The lightcurve's large amplitude of 0.8 magnitude is typically indicative of a non-spheroidal shape (an elongated, irregular shape). As of July 2017, the asteroid is only a possible slow rotator as the lightcurve's quality has not been rated.

=== Diameter and albedo ===

According to the surveys carried out by the Japanese Akari satellite and the NEOWISE mission of NASA's Wide-field Infrared Survey Explorer, Noëmi measures between 7.250 and 9.85 kilometers in diameter and its surface has an albedo between 0.19 and 0.486.

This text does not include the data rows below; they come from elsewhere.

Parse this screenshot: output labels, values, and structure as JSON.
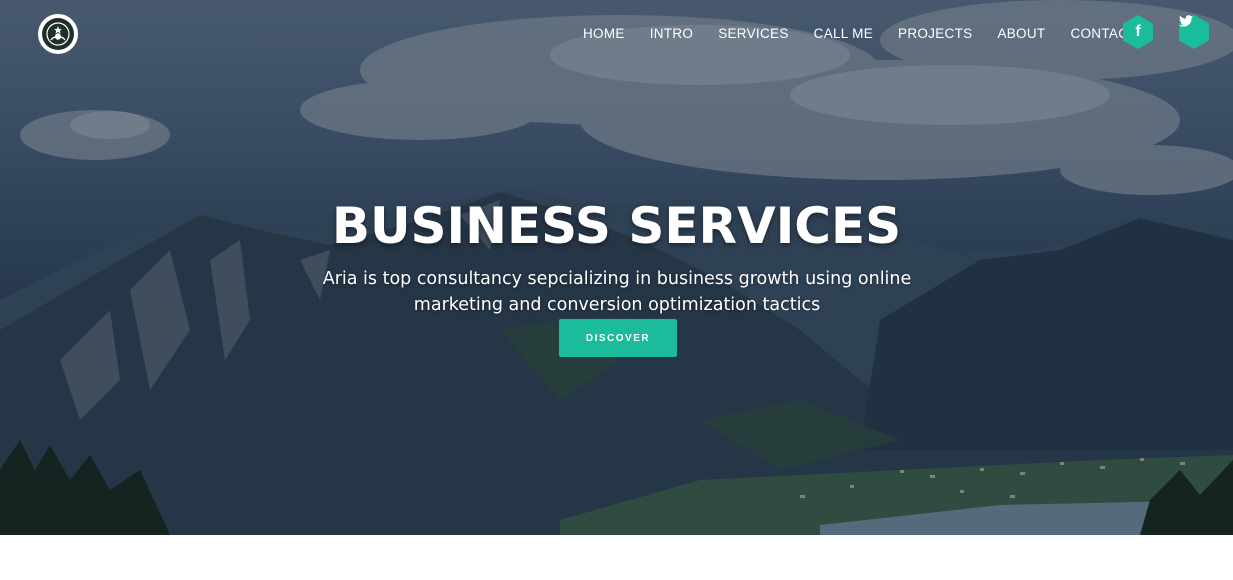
{
  "brand": {
    "logo_icon": "starbucks-siren-logo"
  },
  "nav": {
    "items": [
      {
        "label": "HOME"
      },
      {
        "label": "INTRO"
      },
      {
        "label": "SERVICES"
      },
      {
        "label": "CALL ME"
      },
      {
        "label": "PROJECTS"
      },
      {
        "label": "ABOUT"
      },
      {
        "label": "CONTACT"
      }
    ]
  },
  "social": {
    "facebook": {
      "icon": "facebook-icon",
      "glyph": "f"
    },
    "twitter": {
      "icon": "twitter-icon"
    },
    "color": "#1abc9c"
  },
  "hero": {
    "title": "BUSINESS SERVICES",
    "subtitle": "Aria is top consultancy sepcializing in business growth using online marketing and conversion optimization tactics",
    "cta_label": "DISCOVER",
    "background": "mountain-landscape-image"
  },
  "colors": {
    "accent": "#1abc9c",
    "text": "#ffffff"
  }
}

The Collaborative Asteroid Lightcurve Link assumes an albedo of 0.24 – derived from 8 Flora, the largest member and namesake of its family – and calculates a diameter of 8.58 kilometers based on an absolute magnitude of 12.5.

== Naming ==

According to A. Schnell, this minor planet was probably named for Baroness Valentine Noémi von Rothschild (1886–1969) to celebrate her engagement to Baron Sigismund von Springer (1873–1927). Baroness von Springer was the only daughter of Baron Albert von Rothschild, a banker, steam-railway pioneer, philanthropist, and astronomy enthusiast who had recently donated a stereocomparator to the Vienna Observatory and who, in 1885, had given the observatory 10,000 florins for purchase of its coudé-focus equatorial telescope. The baroness's property was "Aryanized" during the 1938 Anschluss. Baroness von Springer's niece, Baroness Bettina - named after Baroness Valentine Noémi de Rothschild's mother, Bettina – was mentioned in 1998 news stories, when Austria passed a law returning to Rothschild heirs such treasures as remained in Austrian museums.

The naming of Noemi was published in Sirius journal in 1911 and in Astronomische Nachrichten in 1912 (AN 190).